1040-ES, Estimated Tax for Individuals

The 1040-ES is the form you use to file your estimated tax payments. Estimated taxes are due Quarterly in April, June, September and January. Paying your estimated taxes quarterly can help you avoid penalties and interest.

941, Employer’s Quarterly Federal Tax Return & 944, Employer’s Annual Federal Tax Return

These forms are only necessary if you have employees. Form 941 is due quarterly in April, July, October, and January. Use Form 941 to report the taxes you withheld from your employee’s paychecks (income taxes, social security taxes and Medicare tax). If your annual withholding taxes are less than $1,000 you can use Form 944. Form 944 is due annually by January 31st. As an Employer you must also pay Social Security tax and Medicare tax on the wages you pay employees. Use these forms to pay those taxes as well.

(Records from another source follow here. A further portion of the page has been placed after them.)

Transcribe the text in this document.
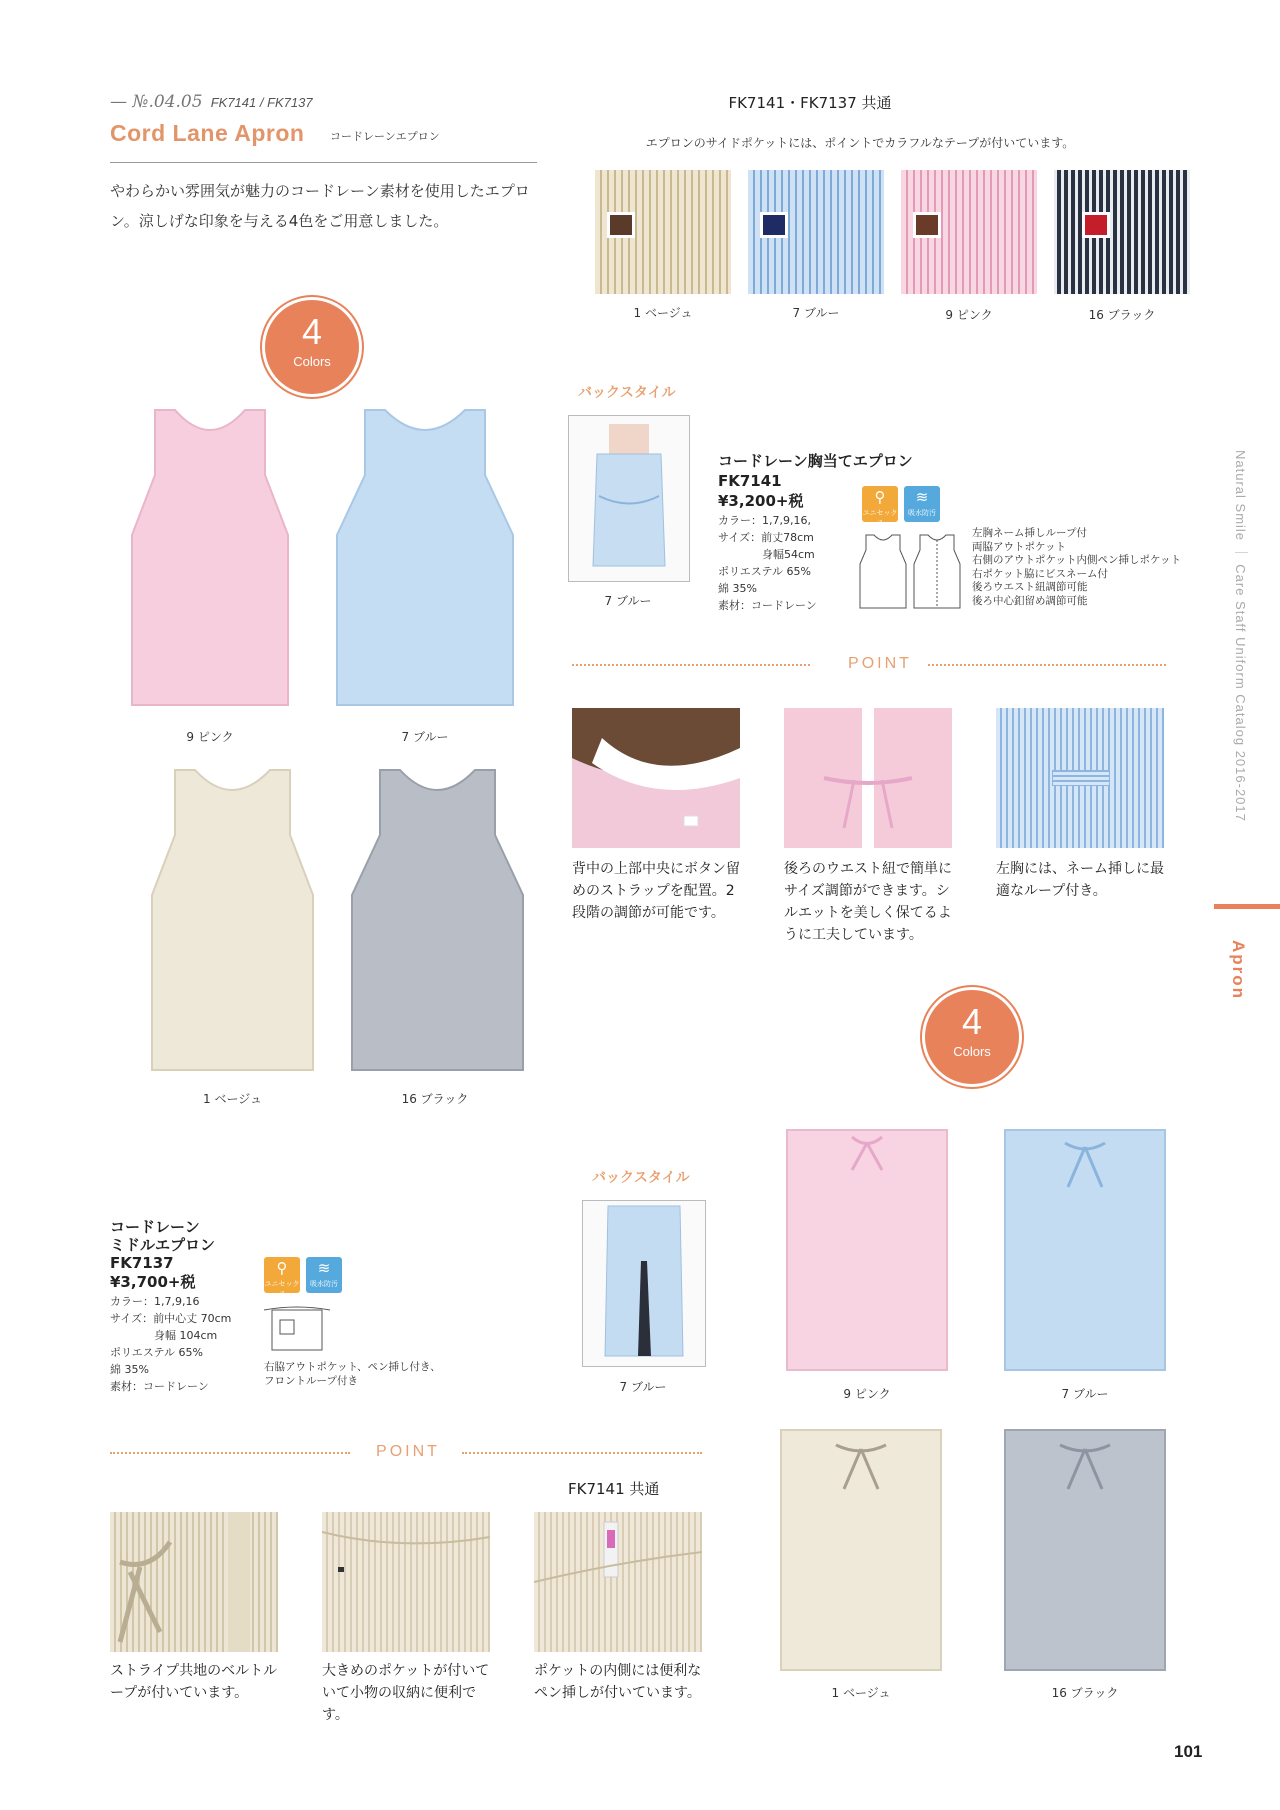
— №.04.05 FK7141 / FK7137
Cord Lane Apron コードレーンエプロン
やわらかい雰囲気が魅力のコードレーン素材を使用したエプロン。涼しげな印象を与える4色をご用意しました。
4
Colors
9 ピンク	7 ブルー
1 ベージュ	16 ブラック
FK7141・FK7137 共通
エプロンのサイドポケットには、ポイントでカラフルなテープが付いています。
1 ベージュ	7 ブルー	9 ピンク	16 ブラック
バックスタイル
7 ブルー
コードレーン胸当てエプロン
FK7141
¥3,200+税
カラー：1,7,9,16,
サイズ：前丈78cm
　　　　身幅54cm
ポリエステル 65%
綿 35%
素材：コードレーン
⚲
ユニセックス
≋
吸水防汚
左胸ネーム挿しループ付
両脇アウトポケット
右側のアウトポケット内側ペン挿しポケット
右ポケット脇にビスネーム付
後ろウエスト紐調節可能
後ろ中心釦留め調節可能
POINT
背中の上部中央にボタン留めのストラップを配置。2段階の調節が可能です。
後ろのウエスト紐で簡単にサイズ調節ができます。シルエットを美しく保てるように工夫しています。
左胸には、ネーム挿しに最適なループ付き。
4
Colors
9 ピンク	7 ブルー
1 ベージュ	16 ブラック
バックスタイル
7 ブルー
コードレーン
ミドルエプロン
FK7137
¥3,700+税
カラー：1,7,9,16
サイズ：前中心丈 70cm
　　　　身幅 104cm
ポリエステル 65%
綿 35%
素材：コードレーン
⚲
ユニセックス
≋
吸水防汚
右脇アウトポケット、ペン挿し付き、
フロントループ付き
POINT
FK7141 共通
ストライプ共地のベルトループが付いています。
大きめのポケットが付いていて小物の収納に便利です。
ポケットの内側には便利なペン挿しが付いています。
Natural Smile ｜ Care Staff Uniform Catalog 2016-2017
Apron
101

There is also a form 943, Employer’s Annual Federal Tax Return for Agricultural Employees that farmers use.

940, Employer’s Annual Federal Unemployment (FUTA) Tax Return

Use form 940 to report and pay your Federal Unemployment Tax. Unemployment tax is paid by employers, your employees do not pay unemployment taxes.

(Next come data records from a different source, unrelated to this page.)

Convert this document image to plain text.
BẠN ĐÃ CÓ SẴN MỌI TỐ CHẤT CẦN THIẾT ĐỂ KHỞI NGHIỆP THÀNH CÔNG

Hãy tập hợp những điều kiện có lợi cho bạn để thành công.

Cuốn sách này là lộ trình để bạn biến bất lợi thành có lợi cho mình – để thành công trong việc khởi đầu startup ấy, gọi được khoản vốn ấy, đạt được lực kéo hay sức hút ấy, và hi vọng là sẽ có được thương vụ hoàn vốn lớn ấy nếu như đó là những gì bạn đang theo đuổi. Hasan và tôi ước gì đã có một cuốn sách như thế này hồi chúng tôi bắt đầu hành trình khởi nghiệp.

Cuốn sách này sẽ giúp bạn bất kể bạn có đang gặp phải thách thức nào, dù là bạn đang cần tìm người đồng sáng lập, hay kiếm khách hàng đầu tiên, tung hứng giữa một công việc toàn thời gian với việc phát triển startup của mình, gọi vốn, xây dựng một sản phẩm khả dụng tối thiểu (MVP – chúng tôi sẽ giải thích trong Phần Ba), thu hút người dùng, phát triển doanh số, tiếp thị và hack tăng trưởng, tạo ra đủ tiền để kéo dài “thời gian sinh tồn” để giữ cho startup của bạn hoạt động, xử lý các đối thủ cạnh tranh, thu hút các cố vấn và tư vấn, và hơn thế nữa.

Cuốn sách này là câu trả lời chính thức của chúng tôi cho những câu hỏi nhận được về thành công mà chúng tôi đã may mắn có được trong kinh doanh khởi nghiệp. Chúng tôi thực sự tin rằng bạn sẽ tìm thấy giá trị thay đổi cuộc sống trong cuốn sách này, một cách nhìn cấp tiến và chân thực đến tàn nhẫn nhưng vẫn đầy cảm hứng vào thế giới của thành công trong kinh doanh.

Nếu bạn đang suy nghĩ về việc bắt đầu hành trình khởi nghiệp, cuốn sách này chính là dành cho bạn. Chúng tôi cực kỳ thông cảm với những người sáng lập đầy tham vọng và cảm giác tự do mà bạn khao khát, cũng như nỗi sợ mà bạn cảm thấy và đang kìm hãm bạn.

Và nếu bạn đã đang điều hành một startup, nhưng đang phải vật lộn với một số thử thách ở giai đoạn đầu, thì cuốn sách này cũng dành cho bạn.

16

W-2, Wage and Tax Statement and W-3, Transmittal of Wage and Tax Statements

W-3 Small Business Employer
Form W-3 Transmittal

If you have employees, you will need to file W-2’s and a W-3. Any one who has had a job and didn’t get paid “under the table” or on a 1099, has received a W-2. The W-2 form is a record of an employees wages and taxes that were withheld for the year and they are due to the employees by January 31st. A W-3 form with copies of all your W-2’s must be filed with the Social Security Administration by January 31st. 

1099 and 1096

When you pay an individual contractor or unincorporated business, more than $600, you are required to file form 1099 and form 1096. The 1099 gets sent to the person you paid and the 1096 gets filed with the IRS. If you decide to file the 1099’s by yourself, do not forget to file the 1096. A lot of people do not know about the 1096 and get in trouble when they don’t file it. I had a client that got audited and because they did not file a 1096 and the IRS took away all their deductions for contracted labor. You are required to give your contractors a copy of the 1099 by January 31st. Form 1096 is due February 28th.

Additional Tax Forms

Depending on your personal situation you may need some additional forms. If you have depreciation expenses you will need form 4562. Depreciation can be complicated and excessive depreciation is also a flag for an audit. If you sell property that you use in your business you will need form 4797. If you have a home office, use form 8828 to deduct expenses for the use of your home in your business.

This is not a complete list of all the forms you may need for every situation. I always recommend that you talk with a CPA if you are unsure about what to file and where. But you should also be as informed as possible before you talk to a tax professional. When you have an good idea of what you need you can explain the issue better and have a better understanding of what your CPA says.